Min Luo, Xiaoqun Guan, Elizabeth D. Luczak, Di Lang, William Kutschke, Zhan Gao, Jinying Yang, Patric Glynn, Samuel Sossalla, Paari D. Swaminathan, Robert M. Weiss, Baoli Yang, Adam G. Rokita, Lars S. Maier, Igor R. Efimov, Thomas J. Hund, Mark E. Anderson
Oxidation-resistant CaMKII and myocardial CaMKII inhibition protects against SAN cell death and fibrosis.

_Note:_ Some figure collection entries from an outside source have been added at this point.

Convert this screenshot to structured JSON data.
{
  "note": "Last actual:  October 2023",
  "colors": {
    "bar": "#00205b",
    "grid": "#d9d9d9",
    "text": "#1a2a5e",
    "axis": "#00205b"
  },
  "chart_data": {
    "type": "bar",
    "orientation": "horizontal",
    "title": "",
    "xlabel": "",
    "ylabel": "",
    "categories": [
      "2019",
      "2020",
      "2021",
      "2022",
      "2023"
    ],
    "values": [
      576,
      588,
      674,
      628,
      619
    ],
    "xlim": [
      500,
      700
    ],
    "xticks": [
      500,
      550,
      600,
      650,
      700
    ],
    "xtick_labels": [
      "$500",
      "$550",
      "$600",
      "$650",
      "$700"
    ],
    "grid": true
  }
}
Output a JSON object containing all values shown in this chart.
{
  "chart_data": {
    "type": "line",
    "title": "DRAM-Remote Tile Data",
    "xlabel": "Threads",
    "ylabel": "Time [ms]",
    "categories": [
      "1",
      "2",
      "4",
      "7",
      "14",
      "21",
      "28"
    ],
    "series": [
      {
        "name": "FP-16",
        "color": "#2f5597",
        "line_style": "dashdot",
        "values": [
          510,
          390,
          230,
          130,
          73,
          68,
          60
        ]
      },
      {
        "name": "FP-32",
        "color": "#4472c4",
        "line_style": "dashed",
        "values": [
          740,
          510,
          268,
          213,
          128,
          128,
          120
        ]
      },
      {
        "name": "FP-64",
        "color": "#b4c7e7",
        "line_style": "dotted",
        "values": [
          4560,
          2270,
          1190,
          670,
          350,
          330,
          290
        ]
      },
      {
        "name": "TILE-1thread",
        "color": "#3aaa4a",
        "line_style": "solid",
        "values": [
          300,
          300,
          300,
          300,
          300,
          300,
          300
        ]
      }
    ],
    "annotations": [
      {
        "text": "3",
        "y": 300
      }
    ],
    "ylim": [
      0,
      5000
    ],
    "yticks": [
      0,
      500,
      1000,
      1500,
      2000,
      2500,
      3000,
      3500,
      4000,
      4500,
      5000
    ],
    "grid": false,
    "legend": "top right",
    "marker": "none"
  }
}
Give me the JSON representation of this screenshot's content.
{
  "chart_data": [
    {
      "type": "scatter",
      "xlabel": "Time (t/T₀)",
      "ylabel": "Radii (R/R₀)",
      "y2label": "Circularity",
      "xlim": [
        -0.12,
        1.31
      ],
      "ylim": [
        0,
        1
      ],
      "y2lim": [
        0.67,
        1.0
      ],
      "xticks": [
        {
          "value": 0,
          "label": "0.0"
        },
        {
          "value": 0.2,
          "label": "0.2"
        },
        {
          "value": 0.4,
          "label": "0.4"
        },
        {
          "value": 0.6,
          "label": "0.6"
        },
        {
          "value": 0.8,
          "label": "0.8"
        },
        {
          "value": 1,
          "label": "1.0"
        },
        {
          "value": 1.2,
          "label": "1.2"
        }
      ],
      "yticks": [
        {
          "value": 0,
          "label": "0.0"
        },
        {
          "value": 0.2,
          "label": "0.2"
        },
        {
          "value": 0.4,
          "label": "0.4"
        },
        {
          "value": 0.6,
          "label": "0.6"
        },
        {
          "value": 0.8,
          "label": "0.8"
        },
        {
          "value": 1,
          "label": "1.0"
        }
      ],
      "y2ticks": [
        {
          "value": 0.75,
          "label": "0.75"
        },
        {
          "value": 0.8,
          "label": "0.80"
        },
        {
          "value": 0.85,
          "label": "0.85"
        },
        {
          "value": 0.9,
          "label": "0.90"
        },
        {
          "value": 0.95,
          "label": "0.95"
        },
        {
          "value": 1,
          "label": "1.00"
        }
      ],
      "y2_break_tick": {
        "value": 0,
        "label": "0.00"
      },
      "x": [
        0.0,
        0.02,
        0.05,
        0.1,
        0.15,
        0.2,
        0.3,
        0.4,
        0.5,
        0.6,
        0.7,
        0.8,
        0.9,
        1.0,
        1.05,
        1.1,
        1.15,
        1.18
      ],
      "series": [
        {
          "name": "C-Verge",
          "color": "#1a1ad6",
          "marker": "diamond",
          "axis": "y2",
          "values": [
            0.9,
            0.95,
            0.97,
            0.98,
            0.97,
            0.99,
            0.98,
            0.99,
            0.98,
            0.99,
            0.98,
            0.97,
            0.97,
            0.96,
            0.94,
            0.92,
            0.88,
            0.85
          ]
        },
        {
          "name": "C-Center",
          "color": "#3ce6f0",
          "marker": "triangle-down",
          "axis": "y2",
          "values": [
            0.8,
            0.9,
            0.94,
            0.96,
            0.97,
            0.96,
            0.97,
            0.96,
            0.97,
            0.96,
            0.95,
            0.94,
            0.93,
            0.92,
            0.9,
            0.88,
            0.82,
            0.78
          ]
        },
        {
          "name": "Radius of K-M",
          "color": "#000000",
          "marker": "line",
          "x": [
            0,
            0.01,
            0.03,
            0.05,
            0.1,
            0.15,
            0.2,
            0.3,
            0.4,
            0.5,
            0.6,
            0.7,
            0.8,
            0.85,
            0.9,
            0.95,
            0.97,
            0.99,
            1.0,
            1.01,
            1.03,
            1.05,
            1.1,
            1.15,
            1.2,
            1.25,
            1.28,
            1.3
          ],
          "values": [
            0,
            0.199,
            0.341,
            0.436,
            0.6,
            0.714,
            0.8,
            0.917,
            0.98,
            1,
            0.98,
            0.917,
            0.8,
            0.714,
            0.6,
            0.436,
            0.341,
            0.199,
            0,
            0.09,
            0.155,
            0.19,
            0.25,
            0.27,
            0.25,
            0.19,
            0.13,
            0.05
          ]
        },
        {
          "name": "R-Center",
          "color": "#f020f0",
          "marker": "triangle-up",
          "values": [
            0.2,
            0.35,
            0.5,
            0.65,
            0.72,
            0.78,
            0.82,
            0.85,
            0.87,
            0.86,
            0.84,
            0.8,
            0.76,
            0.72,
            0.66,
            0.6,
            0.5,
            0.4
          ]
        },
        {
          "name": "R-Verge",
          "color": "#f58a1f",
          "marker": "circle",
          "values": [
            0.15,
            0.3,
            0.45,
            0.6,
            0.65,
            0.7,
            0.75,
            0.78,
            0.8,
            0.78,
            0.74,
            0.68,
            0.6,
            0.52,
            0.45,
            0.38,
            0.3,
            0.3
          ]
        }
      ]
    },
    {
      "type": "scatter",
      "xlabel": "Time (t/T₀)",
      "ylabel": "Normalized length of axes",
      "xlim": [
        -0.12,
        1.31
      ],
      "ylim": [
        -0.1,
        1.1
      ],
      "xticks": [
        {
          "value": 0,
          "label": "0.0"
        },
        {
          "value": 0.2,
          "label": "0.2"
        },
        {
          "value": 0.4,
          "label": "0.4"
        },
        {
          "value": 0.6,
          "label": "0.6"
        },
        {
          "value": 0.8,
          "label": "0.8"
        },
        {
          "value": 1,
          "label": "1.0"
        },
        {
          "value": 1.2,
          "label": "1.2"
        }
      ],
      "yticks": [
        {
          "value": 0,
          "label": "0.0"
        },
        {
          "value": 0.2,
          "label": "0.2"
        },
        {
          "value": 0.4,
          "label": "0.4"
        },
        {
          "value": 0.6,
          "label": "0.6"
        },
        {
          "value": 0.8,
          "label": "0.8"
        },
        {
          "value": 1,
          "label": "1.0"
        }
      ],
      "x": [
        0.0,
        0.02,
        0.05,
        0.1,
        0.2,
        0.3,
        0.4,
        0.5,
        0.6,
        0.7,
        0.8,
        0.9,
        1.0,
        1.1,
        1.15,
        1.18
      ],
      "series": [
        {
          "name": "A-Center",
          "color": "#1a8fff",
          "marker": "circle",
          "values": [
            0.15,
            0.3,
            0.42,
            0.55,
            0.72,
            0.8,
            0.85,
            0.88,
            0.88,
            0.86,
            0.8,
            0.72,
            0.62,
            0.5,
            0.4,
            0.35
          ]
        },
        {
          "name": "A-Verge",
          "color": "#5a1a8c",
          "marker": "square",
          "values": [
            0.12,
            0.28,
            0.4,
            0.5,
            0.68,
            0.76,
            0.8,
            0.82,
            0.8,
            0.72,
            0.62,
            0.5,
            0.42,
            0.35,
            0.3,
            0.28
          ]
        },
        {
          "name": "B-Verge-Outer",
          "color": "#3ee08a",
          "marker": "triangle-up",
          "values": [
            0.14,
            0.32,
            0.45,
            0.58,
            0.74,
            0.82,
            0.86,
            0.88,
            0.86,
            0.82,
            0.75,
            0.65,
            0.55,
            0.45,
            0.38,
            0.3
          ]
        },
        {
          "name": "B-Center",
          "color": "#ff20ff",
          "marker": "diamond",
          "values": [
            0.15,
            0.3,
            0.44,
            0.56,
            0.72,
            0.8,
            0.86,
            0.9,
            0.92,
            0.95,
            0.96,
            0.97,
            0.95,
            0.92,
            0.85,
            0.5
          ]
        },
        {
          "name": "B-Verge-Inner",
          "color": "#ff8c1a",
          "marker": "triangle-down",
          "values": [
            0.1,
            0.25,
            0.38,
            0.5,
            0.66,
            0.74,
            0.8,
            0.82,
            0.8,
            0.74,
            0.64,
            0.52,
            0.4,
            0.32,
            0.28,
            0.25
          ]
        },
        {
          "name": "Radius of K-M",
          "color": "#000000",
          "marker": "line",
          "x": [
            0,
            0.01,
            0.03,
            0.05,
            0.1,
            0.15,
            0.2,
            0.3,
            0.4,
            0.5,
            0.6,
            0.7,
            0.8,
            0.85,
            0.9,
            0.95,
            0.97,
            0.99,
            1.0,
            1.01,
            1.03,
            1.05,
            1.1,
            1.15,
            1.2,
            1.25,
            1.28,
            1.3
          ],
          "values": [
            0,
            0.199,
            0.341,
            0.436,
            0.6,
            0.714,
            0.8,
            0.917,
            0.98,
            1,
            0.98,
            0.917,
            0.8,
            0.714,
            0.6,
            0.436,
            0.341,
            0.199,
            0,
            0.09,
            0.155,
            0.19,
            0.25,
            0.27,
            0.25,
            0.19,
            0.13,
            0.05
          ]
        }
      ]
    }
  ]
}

(A) Representative immunoblots and Coomassie-stained gels from right atria of STZ-treated MM-VV and WT mice. CaMKII (**P = 0.001), ox-CaMKII (***P ≤ 0.001), and ox-CaMKII/CaMKII (*P = 0.002) in MM-VV (n = 5) and WT STZ-treated mice (n = 4). (B) Representative immunofluorescence images of SAN from MM-VV and WT STZ-treated mice. Scale bars: 50 μm. CaMKII (P = 0.09) and ox-CaMKII (*P = 0.02) in MM-VV (n = 4) and WT STZ-treated mice (n = 5). HCN4 (green) marks SAN, and DAPI (blue) marks nuclei. (C) Representative SAN sections show TUNEL-positive staining (72) in WT mice after vehicle or STZ treatment and in MM-VV and AC3-I mice after STZ treatment. DAPI (blue) marks nuclei, HCN4 (green) marks SAN. Scale bars: 50 μm. Overall P < 0.0001, ***P < 0.001 by 1-way ANOVA (n = 3–5 per group). (D) Caspase-3 activity in SAN from WT mice after vehicle or STZ treatment and in MM-VV and AC3-I mice after STZ treatment. Overall P = 0.007, *P < 0.05, **P < 0.01 by 1-way ANOVA (n = 3 per group). (E) Representative Masson’s trichrome staining for fibrosis in SAN from STZ-treated WT, MM-VV, and AC3-I mice. Scale bars: 20 μm. Overall P = 0.005, **P < 0.01, ***P < 0.001 by 1-way ANOVA (n = 3–4 per group).